The methods with quick convergence use to be prone to overfitting.(I am a kind of maniac about tuning, I spent last year trying different methods. zero elo of improvement, but a very funny year).The larger the training set, the less prone to overfitting and the longer it last to get results.so I'm looking for cheaper alternatives
it is possible to tune with a single run on a very large data set?
Let me give you an idea, as an mental experiment or implement it, if it looks fine to you. (I have already done, it is just as good/bad as any other method).

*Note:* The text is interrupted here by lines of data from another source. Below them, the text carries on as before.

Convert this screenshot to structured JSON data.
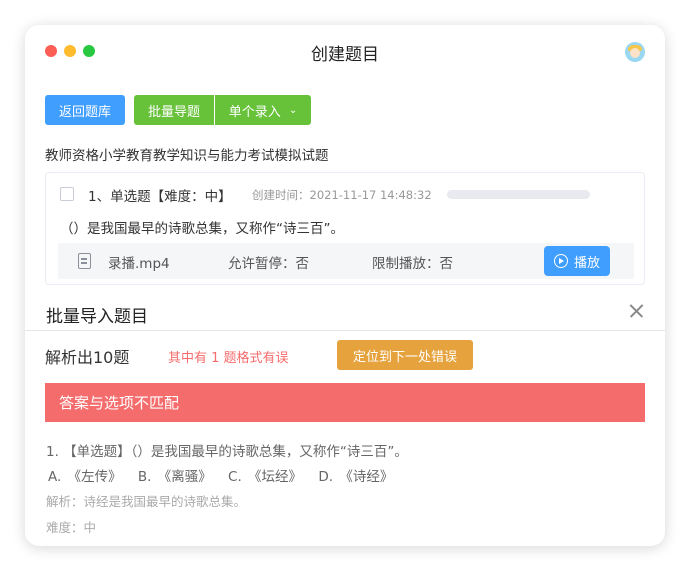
{
  "window": {
    "title": "创建题目"
  },
  "toolbar": {
    "back_label": "返回题库",
    "batch_label": "批量导题",
    "single_label": "单个录入"
  },
  "bank_title": "教师资格小学教育教学知识与能力考试模拟试题",
  "question": {
    "header": "1、单选题【难度：中】",
    "created": "创建时间：2021-11-17 14:48:32",
    "stem": "（）是我国最早的诗歌总集，又称作“诗三百”。",
    "media": {
      "file_name": "录播.mp4",
      "allow_pause": "允许暂停：否",
      "limit_play": "限制播放：否",
      "play_label": "播放"
    }
  },
  "import_panel": {
    "title": "批量导入题目",
    "parse_count": "解析出10题",
    "error_summary": "其中有 1 题格式有误",
    "locate_label": "定位到下一处错误",
    "error_banner": "答案与选项不匹配",
    "preview": {
      "question": "1. 【单选题】（）是我国最早的诗歌总集，又称作“诗三百”。",
      "options": [
        "A. 《左传》",
        "B. 《离骚》",
        "C. 《坛经》",
        "D. 《诗经》"
      ],
      "analysis": "解析：诗经是我国最早的诗歌总集。",
      "difficulty": "难度：中"
    }
  },
  "colors": {
    "primary": "#409eff",
    "success": "#67c23a",
    "warning": "#e6a23c",
    "danger": "#f56c6c"
  }
}
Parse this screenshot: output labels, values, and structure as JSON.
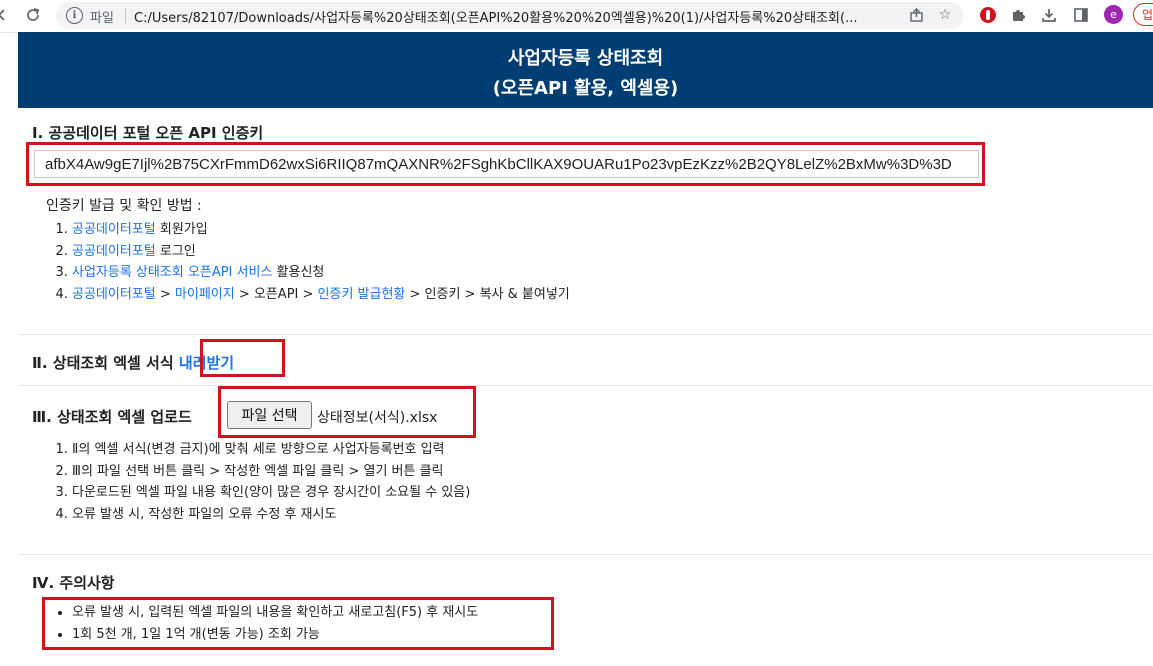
{
  "browser": {
    "scheme_label": "파일",
    "url": "C:/Users/82107/Downloads/사업자등록%20상태조회(오픈API%20활용%20%20엑셀용)%20(1)/사업자등록%20상태조회(...",
    "profile_initial": "e",
    "update_label": "업",
    "icons": [
      "back-icon",
      "reload-icon",
      "info-icon",
      "share-icon",
      "bookmark-star-icon",
      "shield-extension-icon",
      "puzzle-icon",
      "download-icon",
      "sidepanel-icon"
    ],
    "accent": "#1a73e8"
  },
  "header": {
    "title": "사업자등록 상태조회",
    "subtitle": "(오픈API 활용, 엑셀용)",
    "background": "#003d73"
  },
  "section1": {
    "title": "Ⅰ. 공공데이터 포털 오픈 API 인증키",
    "api_key": "afbX4Aw9gE7Ijl%2B75CXrFmmD62wxSi6RIIQ87mQAXNR%2FSghKbCllKAX9OUARu1Po23vpEzKzz%2B2QY8LelZ%2BxMw%3D%3D",
    "howto_label": "인증키 발급 및 확인 방법 :",
    "steps": {
      "s1_link": "공공데이터포털",
      "s1_text": " 회원가입",
      "s2_link": "공공데이터포털",
      "s2_text": " 로그인",
      "s3_link": "사업자등록 상태조회 오픈API 서비스",
      "s3_text": " 활용신청",
      "s4_link1": "공공데이터포털",
      "s4_sep1": " > ",
      "s4_link2": "마이페이지",
      "s4_mid": " > 오픈API > ",
      "s4_link3": "인증키 발급현황",
      "s4_text": " > 인증키 > 복사 & 붙여넣기"
    }
  },
  "section2": {
    "title": "Ⅱ. 상태조회 엑셀 서식",
    "download_link": "내려받기"
  },
  "section3": {
    "title": "Ⅲ. 상태조회 엑셀 업로드",
    "file_button": "파일 선택",
    "file_name": "상태정보(서식).xlsx",
    "steps": [
      "Ⅱ의 엑셀 서식(변경 금지)에 맞춰 세로 방향으로 사업자등록번호 입력",
      "Ⅲ의 파일 선택 버튼 클릭 > 작성한 엑셀 파일 클릭 > 열기 버튼 클릭",
      "다운로드된 엑셀 파일 내용 확인(양이 많은 경우 장시간이 소요될 수 있음)",
      "오류 발생 시, 작성한 파일의 오류 수정 후 재시도"
    ]
  },
  "section4": {
    "title": "Ⅳ. 주의사항",
    "notes": [
      "오류 발생 시, 입력된 엑셀 파일의 내용을 확인하고 새로고침(F5) 후 재시도",
      "1회 5천 개, 1일 1억 개(변동 가능) 조회 가능"
    ]
  },
  "highlight_color": "#d0131f"
}
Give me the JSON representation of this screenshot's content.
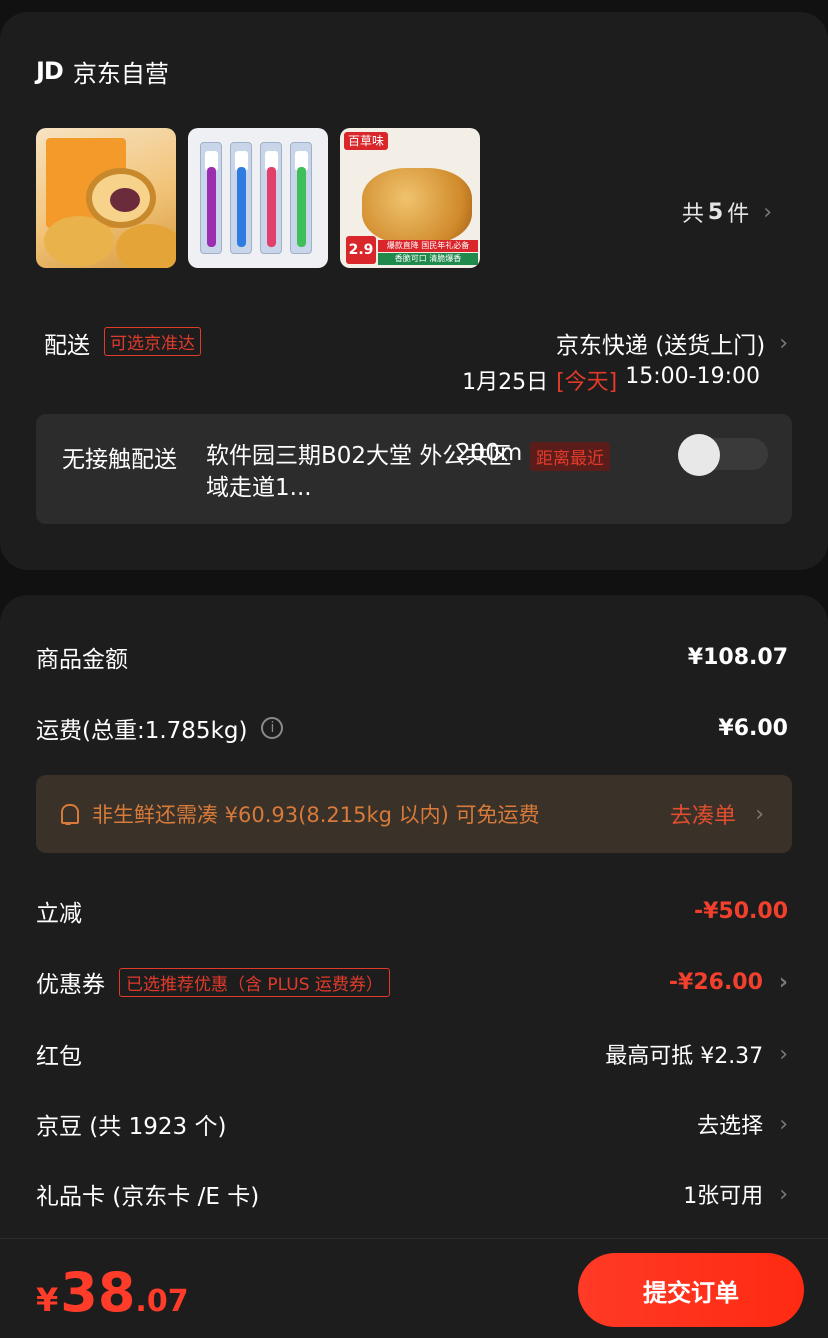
{
  "store": {
    "logo": "JD",
    "name": "京东自营"
  },
  "items": {
    "thumbs": [
      "mooncake-product",
      "toothbrush-product",
      "snack-product"
    ],
    "count_prefix": "共",
    "count": "5",
    "count_suffix": "件",
    "snack_logo": "百草味",
    "snack_price": "2.9",
    "snack_banner1": "爆款直降 国民年礼必备",
    "snack_banner2": "香脆可口 清脆爆香"
  },
  "delivery": {
    "label": "配送",
    "tag": "可选京准达",
    "method": "京东快递 (送货上门)",
    "date": "1月25日",
    "today": "[今天]",
    "time": "15:00-19:00"
  },
  "no_contact": {
    "label": "无接触配送",
    "address": "软件园三期B02大堂 外公共区域走道1...",
    "distance": "200m",
    "tag": "距离最近",
    "enabled": false
  },
  "summary": {
    "goods_label": "商品金额",
    "goods_value": "¥108.07",
    "freight_label": "运费(总重:1.785kg)",
    "freight_value": "¥6.00",
    "tip_message": "非生鲜还需凑 ¥60.93(8.215kg 以内) 可免运费",
    "tip_action": "去凑单",
    "discount_label": "立减",
    "discount_value": "-¥50.00",
    "coupon_label": "优惠券",
    "coupon_tag": "已选推荐优惠（含 PLUS 运费券）",
    "coupon_value": "-¥26.00",
    "redpacket_label": "红包",
    "redpacket_value": "最高可抵 ¥2.37",
    "jingdou_label": "京豆 (共 1923 个)",
    "jingdou_value": "去选择",
    "giftcard_label": "礼品卡 (京东卡 /E 卡)",
    "giftcard_value": "1张可用"
  },
  "footer": {
    "currency": "¥",
    "total_int": "38",
    "total_dec": ".07",
    "submit_label": "提交订单"
  },
  "colors": {
    "accent_red": "#ff3b2a",
    "tip_orange": "#d77a3a",
    "background": "#111111",
    "card": "#1d1d1d"
  }
}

running votes with inertia.
Code: Select all
enum {
dont_change,increase,decrease
} VOTES;
double votes[MaxParameters][3];
for each position
for each feature parameter
if the eval is good enough (error < reference)
then
votes[i][dont_change]++;
else
if increasing the parameter reduce the error
then
votes[i][increase]++;
else
votes[i][decrease]++;
end if
end if
// criteria to award an increment.
ratio = votes[i][increase] - votes[i][decrease] / (votes[i][increase] + votes[i][decrease] + votes[i][dont_change])
if ratio > Ref_level then
increase parameter;
// to avoid bouncing up and down we do not reset votes to zero (inertia)
votes[i][increase] /= 2;
votes[i][decrease] /= 2;
votes[i][dont_change] /= 2;
else
if ratio < - ref_level then
decrease parameter;
// to avoid bouncing up and down (inertia)
votes[i][increase] /= 2;
votes[i][decrease] /= 2;
votes[i][dont_change] /= 2;
end if
end if
end for features
end for positions
you can stop and save and restore the state and resume the process.
A sparse feature do not award enough votes for an increment and can be dropped of the evaluation.